This invention relates to a method and apparatus for integrating data transform test with a data transform tool such as one based on extract transform load (ETL) or extract load transform (ELT) architectures.
At its simplest level a data transform job is a process that will read data from one source (such as a database), transform it (for example, remove trailing spaces), and finally write it to a target (such as a file). In a large organization, a given data transform job environment may have thousands of jobs that are relied on to run the organization. Since such jobs have a critical nature there is understandably a significant investment in terms of both time and resource needed to ensure these jobs produce the correct results.
The typical life-cycle for a set of data transform jobs is to move from a development system where they are first created, to a formal test system where they are verified to be functionally correct, and finally to a production system where they ‘go live’ and are run as part of an automated schedule. Any subsequent modification to these jobs requires they go back to the development system, then re-verified on the test system, before they can be moved back on to the production system.
A reasonably sized project consisting of a few hundred jobs can require many months in a test phase and a lot of this time is spent simulating the production environment and where necessary sending jobs back to the development environment to fix defects.

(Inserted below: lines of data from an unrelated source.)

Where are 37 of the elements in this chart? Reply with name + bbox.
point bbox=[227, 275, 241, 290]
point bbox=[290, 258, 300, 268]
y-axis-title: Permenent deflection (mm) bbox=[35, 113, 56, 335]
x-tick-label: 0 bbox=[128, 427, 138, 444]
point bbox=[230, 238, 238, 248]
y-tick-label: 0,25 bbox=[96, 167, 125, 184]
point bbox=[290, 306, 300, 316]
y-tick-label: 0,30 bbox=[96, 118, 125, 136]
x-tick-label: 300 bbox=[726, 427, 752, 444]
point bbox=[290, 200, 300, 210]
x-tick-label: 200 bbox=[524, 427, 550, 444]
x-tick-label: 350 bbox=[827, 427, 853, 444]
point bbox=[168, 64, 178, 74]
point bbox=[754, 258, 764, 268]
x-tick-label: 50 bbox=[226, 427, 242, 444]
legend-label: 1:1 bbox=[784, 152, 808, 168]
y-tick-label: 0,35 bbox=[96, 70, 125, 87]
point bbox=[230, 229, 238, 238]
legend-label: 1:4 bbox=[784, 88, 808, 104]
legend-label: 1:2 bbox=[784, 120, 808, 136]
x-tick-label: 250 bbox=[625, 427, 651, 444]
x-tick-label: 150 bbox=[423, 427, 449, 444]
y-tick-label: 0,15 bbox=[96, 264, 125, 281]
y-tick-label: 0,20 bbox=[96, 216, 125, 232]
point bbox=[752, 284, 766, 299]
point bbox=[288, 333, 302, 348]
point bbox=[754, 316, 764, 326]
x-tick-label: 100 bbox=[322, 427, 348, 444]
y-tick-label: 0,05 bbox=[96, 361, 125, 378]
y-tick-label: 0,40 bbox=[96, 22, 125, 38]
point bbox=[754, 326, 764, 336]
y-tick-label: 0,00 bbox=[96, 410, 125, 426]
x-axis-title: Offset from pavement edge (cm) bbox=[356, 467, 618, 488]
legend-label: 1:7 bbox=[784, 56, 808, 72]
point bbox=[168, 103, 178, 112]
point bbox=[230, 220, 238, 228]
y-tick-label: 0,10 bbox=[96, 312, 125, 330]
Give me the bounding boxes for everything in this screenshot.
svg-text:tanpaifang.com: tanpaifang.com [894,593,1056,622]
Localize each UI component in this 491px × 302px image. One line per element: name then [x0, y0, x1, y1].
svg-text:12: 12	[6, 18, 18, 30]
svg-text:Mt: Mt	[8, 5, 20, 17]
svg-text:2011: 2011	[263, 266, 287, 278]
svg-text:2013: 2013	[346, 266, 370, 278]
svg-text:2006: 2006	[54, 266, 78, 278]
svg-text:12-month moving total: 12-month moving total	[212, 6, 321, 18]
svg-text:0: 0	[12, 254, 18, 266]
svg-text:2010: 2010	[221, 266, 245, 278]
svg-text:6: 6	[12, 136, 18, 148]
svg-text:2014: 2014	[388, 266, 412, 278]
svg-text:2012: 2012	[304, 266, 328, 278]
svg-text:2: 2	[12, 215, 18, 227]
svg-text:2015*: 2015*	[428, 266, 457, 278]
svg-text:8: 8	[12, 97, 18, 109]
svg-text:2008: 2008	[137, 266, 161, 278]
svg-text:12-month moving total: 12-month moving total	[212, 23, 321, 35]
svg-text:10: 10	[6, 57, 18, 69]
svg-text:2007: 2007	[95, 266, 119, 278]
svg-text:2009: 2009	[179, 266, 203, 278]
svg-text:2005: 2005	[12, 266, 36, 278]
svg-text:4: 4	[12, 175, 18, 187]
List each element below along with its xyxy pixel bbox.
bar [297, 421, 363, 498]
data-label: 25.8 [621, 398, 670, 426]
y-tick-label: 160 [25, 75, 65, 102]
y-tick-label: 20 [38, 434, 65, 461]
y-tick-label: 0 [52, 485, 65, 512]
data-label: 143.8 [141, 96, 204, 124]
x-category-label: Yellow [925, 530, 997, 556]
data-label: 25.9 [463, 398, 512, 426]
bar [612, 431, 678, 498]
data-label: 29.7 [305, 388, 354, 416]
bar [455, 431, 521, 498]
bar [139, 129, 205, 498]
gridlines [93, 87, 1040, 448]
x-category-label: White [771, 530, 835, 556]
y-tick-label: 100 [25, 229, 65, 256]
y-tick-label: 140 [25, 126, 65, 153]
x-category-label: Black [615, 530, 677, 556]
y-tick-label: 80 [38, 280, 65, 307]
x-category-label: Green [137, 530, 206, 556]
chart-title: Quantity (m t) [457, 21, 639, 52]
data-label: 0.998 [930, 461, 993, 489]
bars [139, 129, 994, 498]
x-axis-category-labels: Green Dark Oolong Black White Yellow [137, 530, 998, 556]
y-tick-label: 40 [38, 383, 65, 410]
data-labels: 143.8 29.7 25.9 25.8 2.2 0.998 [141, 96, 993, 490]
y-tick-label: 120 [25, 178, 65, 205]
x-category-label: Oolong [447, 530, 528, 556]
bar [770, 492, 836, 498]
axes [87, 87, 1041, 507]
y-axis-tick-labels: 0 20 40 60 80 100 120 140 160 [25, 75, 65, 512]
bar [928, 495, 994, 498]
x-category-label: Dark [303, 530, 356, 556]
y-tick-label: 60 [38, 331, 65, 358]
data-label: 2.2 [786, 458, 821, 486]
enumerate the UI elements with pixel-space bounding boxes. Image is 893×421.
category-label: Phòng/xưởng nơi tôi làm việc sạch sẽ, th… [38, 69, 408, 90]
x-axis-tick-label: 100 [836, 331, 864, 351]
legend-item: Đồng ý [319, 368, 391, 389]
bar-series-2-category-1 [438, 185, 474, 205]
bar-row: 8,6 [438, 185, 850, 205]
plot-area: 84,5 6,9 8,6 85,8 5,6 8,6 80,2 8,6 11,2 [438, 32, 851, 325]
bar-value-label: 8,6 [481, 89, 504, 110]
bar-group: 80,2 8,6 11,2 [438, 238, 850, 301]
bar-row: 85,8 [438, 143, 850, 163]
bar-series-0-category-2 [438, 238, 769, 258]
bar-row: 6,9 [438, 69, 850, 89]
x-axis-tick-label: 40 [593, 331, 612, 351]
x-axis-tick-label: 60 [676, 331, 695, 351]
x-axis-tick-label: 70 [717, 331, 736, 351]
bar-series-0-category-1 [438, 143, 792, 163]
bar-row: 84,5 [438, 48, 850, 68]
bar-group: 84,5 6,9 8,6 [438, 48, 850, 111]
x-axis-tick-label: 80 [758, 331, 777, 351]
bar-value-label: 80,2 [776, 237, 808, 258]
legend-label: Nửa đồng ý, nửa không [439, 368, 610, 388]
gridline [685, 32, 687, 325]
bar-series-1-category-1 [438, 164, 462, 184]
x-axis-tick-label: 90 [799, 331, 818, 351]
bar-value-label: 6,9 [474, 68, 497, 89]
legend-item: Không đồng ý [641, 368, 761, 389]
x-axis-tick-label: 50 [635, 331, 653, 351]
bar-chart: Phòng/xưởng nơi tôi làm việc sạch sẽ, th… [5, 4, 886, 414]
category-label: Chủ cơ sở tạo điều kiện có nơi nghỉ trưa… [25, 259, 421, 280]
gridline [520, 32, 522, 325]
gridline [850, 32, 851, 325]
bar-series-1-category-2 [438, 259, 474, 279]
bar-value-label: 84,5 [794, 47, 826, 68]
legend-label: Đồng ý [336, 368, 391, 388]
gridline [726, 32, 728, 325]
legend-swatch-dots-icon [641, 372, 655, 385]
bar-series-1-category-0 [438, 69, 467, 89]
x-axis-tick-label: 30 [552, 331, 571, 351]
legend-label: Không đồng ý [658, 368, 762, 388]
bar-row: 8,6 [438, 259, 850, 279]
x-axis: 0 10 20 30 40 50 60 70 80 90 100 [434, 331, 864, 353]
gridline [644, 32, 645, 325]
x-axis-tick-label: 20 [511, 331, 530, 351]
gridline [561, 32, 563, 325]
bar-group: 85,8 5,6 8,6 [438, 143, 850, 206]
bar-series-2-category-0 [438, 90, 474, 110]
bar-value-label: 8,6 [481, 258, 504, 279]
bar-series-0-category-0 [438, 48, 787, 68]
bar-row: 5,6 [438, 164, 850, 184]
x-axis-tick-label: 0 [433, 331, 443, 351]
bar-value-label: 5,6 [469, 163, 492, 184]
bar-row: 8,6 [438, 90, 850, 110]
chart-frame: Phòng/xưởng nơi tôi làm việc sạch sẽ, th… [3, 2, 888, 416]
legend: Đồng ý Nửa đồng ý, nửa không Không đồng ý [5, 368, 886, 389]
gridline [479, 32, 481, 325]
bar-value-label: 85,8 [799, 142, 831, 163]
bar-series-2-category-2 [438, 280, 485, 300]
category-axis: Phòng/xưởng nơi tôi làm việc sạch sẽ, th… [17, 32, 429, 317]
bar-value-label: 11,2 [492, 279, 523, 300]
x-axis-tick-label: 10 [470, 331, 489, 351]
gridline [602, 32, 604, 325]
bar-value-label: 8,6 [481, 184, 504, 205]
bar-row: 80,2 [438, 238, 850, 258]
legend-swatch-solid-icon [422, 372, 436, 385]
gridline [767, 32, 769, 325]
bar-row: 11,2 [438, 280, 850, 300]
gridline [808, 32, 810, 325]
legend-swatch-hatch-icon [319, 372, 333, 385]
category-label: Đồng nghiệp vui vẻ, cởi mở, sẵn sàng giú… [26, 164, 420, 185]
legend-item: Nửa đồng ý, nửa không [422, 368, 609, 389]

Every job that has a defect needs to be fixed and re-tested, often requiring downstream jobs to also be re-tested. The main downside of such an iterative development and testing cycling is the time it takes to verify all jobs are functionally correct and can therefore be moved into the production environment. Managing change control can also be a big problem. For example, if jobs that are in production need to be modified to cope with changes to business requirements then development and test cycle needs to be restarted. This creates delays in implementing the business changes and has the risk that unrelated functionality that is relied upon is inadvertently broken. Job developers will typically perform ad-hoc unit testing of the logic in their jobs before passing them over for a formal testing phase. This can be done by creating temporary copies of the job instead.